Despite the move lower on the week, natural gas prices have experienced upward momentum since 2Q12 lows (see top below), with possible factors being announced supply cuts by producers, a hotter than normal summer, coal-to-gas switching (see “Coal-to-gas switching is positive for natural gas prices and natural gas producers” for more on this topic), and several weeks of cold winter weather.
However, in the context of a longer time frame (see chart below), natural gas is still near historic lows. Over the past several years, a large amount of natural gas supply has come online without an equivalent increase in demand due to the discovery and development of large natural gas shale resources in the US. Many expect natural gas prices to remain relatively depressed as the development of the shale resources has allowed natural gas to be produced economically at lower prices.

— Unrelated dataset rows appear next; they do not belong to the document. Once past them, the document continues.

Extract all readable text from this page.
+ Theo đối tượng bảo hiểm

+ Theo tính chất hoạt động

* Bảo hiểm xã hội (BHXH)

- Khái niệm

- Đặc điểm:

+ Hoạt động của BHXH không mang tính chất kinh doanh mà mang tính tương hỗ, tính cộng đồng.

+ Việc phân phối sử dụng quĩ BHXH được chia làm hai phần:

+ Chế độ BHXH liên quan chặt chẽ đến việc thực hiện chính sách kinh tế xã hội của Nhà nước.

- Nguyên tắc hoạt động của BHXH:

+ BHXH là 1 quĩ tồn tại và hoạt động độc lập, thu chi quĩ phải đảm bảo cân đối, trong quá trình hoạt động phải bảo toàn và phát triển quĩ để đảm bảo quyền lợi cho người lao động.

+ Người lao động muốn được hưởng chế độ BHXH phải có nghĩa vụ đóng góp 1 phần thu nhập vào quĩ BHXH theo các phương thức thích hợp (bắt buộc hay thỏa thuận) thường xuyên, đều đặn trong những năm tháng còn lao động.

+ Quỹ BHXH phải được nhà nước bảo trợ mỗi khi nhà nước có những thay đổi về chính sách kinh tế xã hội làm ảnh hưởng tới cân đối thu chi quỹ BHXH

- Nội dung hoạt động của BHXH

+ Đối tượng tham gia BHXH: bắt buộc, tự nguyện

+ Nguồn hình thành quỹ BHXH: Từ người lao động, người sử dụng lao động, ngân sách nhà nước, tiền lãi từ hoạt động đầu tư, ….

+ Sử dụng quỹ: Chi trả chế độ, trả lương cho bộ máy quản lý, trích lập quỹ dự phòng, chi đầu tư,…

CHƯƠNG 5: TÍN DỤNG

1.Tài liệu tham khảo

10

Market participants and upstream energy companies monitor natural gas prices as lower prices translate into lower revenues, and therefore lower margins and valuation for natural gas producers. The below chart shows natural gas prices plotted against CHK’s and KWK’s stock price over time on a percentage change basis, and it appears that the companies’ valuation has tracked the price of natural gas quite closely.
Again, last week’s continued movement down in natural gas prices was a negative catalyst. This most affects natural gas weighted producers such as the ones mentioned above (CHK, SWN, CRK, and KWK) and the US Natural Gas Fund ETF (UNG) and investors with such holdings find it prudent to track the price of natural gas.